Tocaba hablarles de la valla de Melilla cuando me topé con el banco de Logroño. Pensaba escribir sobre las concertinas en uno de los pasos fronterizos que separan España de Marruecos y, por tanto, Europa de África, cuando me daban la voz de alarma sobre una de las plazas de la capital de La Rioja. Un joven de Mali, inmigrante llegado durante la pasada vendimia, lleva semanas durmiendo al raso, voluntariamente, rechazando las numerosas manos que se le tienden.
El otro día me senté a su lado. Traté de hablar con él. Le dije que si necesitaba algo. Que si podía ayudarle. No dijo nada. Ni me miró. Ausente, sus ojos acuosos me llevaron a otra fría noche del 2008 en la que también compartí banco con otro joven, en este caso marroquí, que al igual que el malí vino atraído por la campaña de la uva y una falsa esperanza de tajo en su recogida. Entonces, el temporero, presente, eso sí, me habló de la casa de su padre, 450 metros cuadrados de tierras y algunas cabezas de ganado. «Volver sería reconocer mi fracaso, mi error, pero allí estaba mucho mejor que aquí… mi padre no podría soportar que uno de sus hijos esté durmiendo en la calle. No lo sabe. Ni se lo imagina».

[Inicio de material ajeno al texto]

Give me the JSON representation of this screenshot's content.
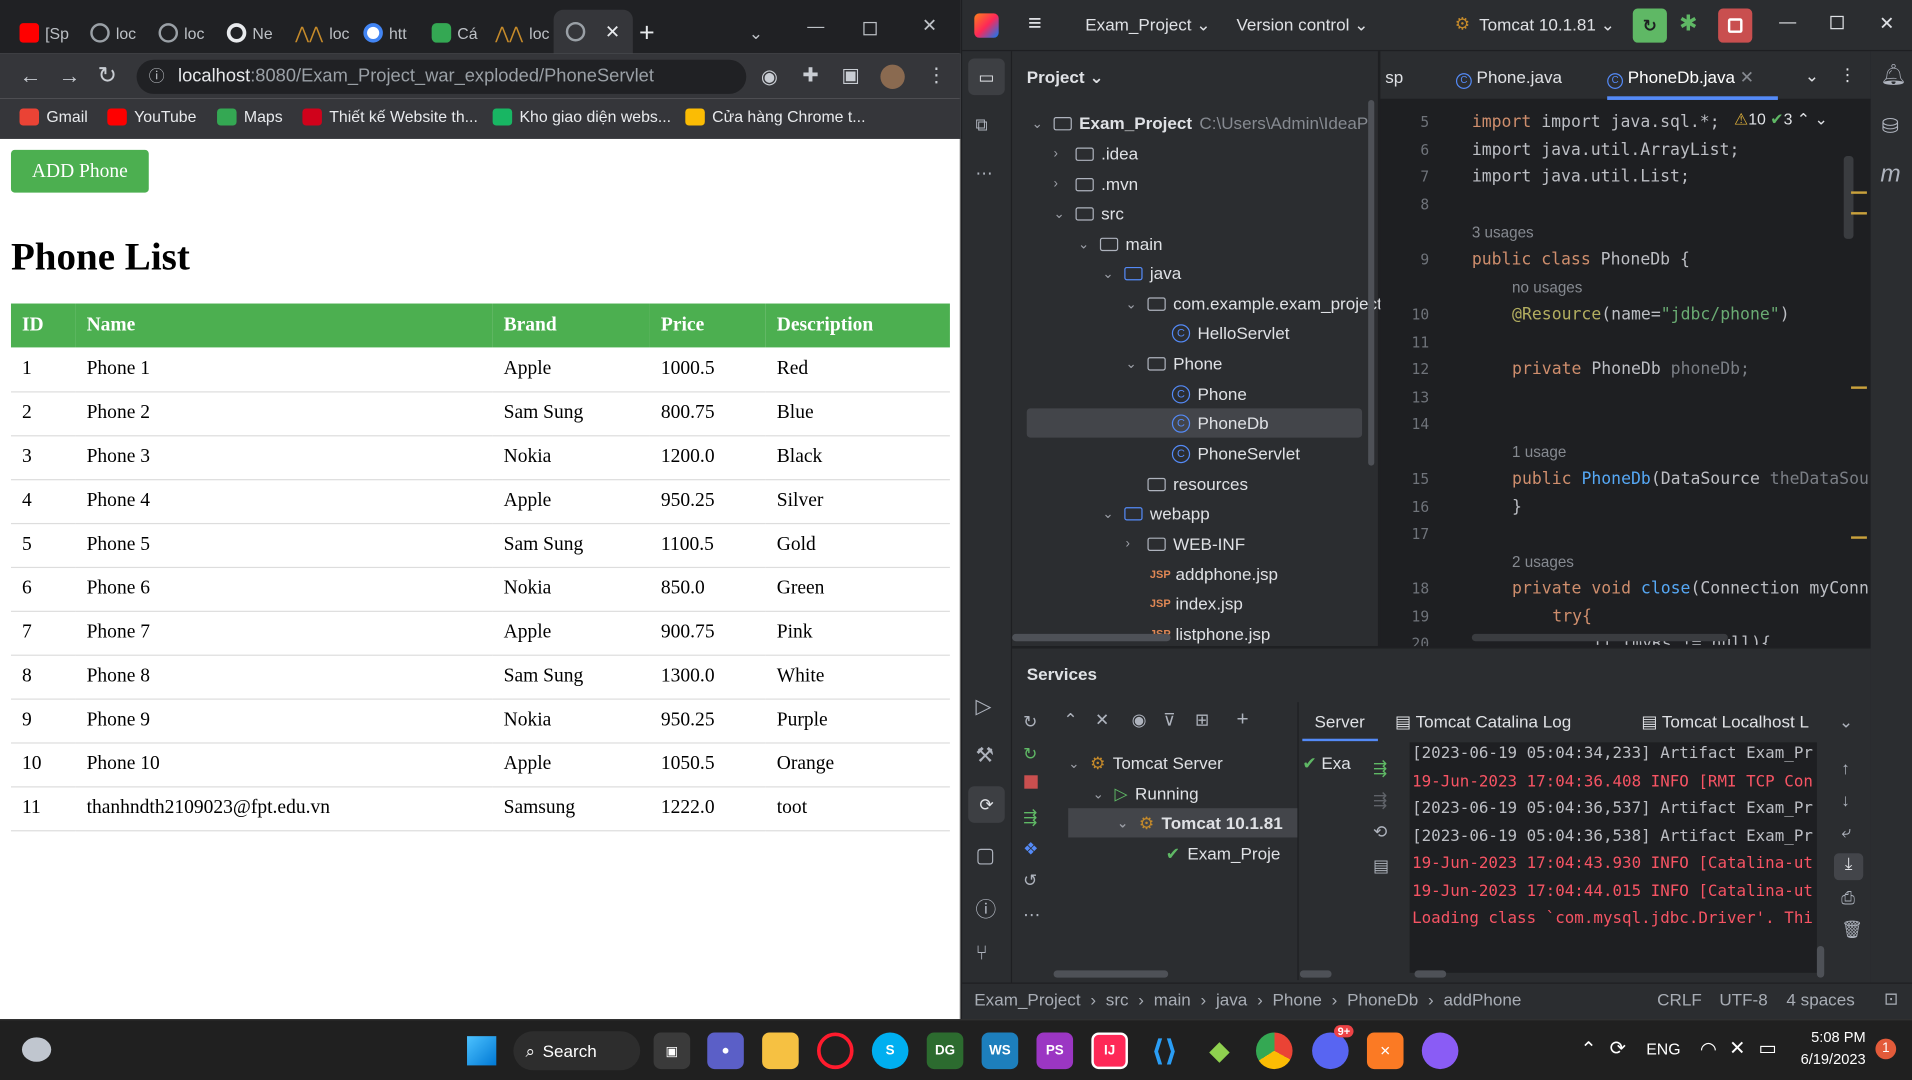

Nadie puede llegar a entender ni una ni otra situación. Nadie. La diferencia es que mientras uno buscaba refugio y trataba de asegurarse la subsistencia, el otro parece abandonarse… dejarse llevar sin que haya respuesta posible. Dicen que en Logroño nadie duerme en la calle cuando hace frío… si quiere, eso sí. Y no hay solución pues aquí, al contrario que en otros supuestos, prima la decisión individual y la voluntad personal. Y es ahí cuando se cae en la cuenta de que quizás el verdadero problema es que entre todos, por acción u omisión, hemos hecho del mundo una mierda y de la vida, una perra. Y uno, que al fin y al cabo es humano, maldice una y mil veces no sólo las cuchillas, sino hasta el último de los corquetes…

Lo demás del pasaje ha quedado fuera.